Sons and Daughters

We are the temple of the living God, Paul says (2 Corinthians 6:16), and he supports the claim with a string of quotations. God says, “I will dwell in them and walk among them” (Exodus 29:45). He says, “I will be their God and they shall be My people” (Genesis 17:8).

In order to be the temple of the living God, it’s necessary to separate from the unclean, and so Paul goes on (v. 17) to quote Isaiah 52:11 (“come out from their midst and be separate” and “touch nothing unclean”).

Then he adds that God has said, “I will be a father to you, and you shall be sons and daughters to Me” (v. 18). Two problems arise: First, that statement is not found anywhere in the Old Testament and, second, it’s not clear what this has to do with being the temple of the living God.

Take the first problem first: Paul quotes a modified form of 2 Samuel 7:14. That passage is a promise to David that the Lord will be Father to David’s son, the future king, and that the king will be a son to him. Behind this promise is the designation of Israel as “My son” (Exodus 4:23). Paul expands the promise so that it includes not only a Davidic line but the entire people of God, not only sons but daughters. Together, they constitute the new Israel, a new Israel conceived of as a thoroughly royal people, a Davidic family, sons and daughters of the heavenly Father, brothers and sisters of the Davidic king Jesus.

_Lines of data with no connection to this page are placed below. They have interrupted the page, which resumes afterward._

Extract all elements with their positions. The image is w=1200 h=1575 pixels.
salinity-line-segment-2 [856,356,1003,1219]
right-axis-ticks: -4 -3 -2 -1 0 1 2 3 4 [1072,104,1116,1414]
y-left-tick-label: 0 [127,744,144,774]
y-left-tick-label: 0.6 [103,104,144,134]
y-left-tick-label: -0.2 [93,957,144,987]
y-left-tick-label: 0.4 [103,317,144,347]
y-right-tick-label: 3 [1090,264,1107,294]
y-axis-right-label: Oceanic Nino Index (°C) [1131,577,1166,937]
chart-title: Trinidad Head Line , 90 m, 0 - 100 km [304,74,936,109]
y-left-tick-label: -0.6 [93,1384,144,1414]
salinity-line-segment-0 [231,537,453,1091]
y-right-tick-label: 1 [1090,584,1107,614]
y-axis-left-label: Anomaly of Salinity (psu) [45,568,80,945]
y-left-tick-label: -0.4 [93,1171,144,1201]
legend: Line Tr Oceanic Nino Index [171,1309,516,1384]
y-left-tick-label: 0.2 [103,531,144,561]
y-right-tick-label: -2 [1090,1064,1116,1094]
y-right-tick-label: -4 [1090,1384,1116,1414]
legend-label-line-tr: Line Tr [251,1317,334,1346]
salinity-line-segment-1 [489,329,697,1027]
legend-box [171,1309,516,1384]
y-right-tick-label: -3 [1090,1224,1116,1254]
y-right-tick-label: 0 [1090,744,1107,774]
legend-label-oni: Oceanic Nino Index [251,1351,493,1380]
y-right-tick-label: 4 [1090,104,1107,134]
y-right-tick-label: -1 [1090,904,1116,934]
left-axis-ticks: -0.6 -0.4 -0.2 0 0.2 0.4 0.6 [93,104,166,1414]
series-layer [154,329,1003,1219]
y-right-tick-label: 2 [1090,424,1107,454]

This clarifies the second problem. The temple was the house of the divine king, as the palace was the house of the human king. Already in the Old Testament, temples symbolized the people of God as well as serving as dwelling places for Yahweh. Temple and people were mutually interpreting. In the New Testament, there is no architectural temple, and the household of brothers and sisters becomes fully identical with the house of the living God. To say that the church is a temple of the living God is thus not only to say that God dwells in our midst but that He dwells as King in the midst of His family of princes and princesses.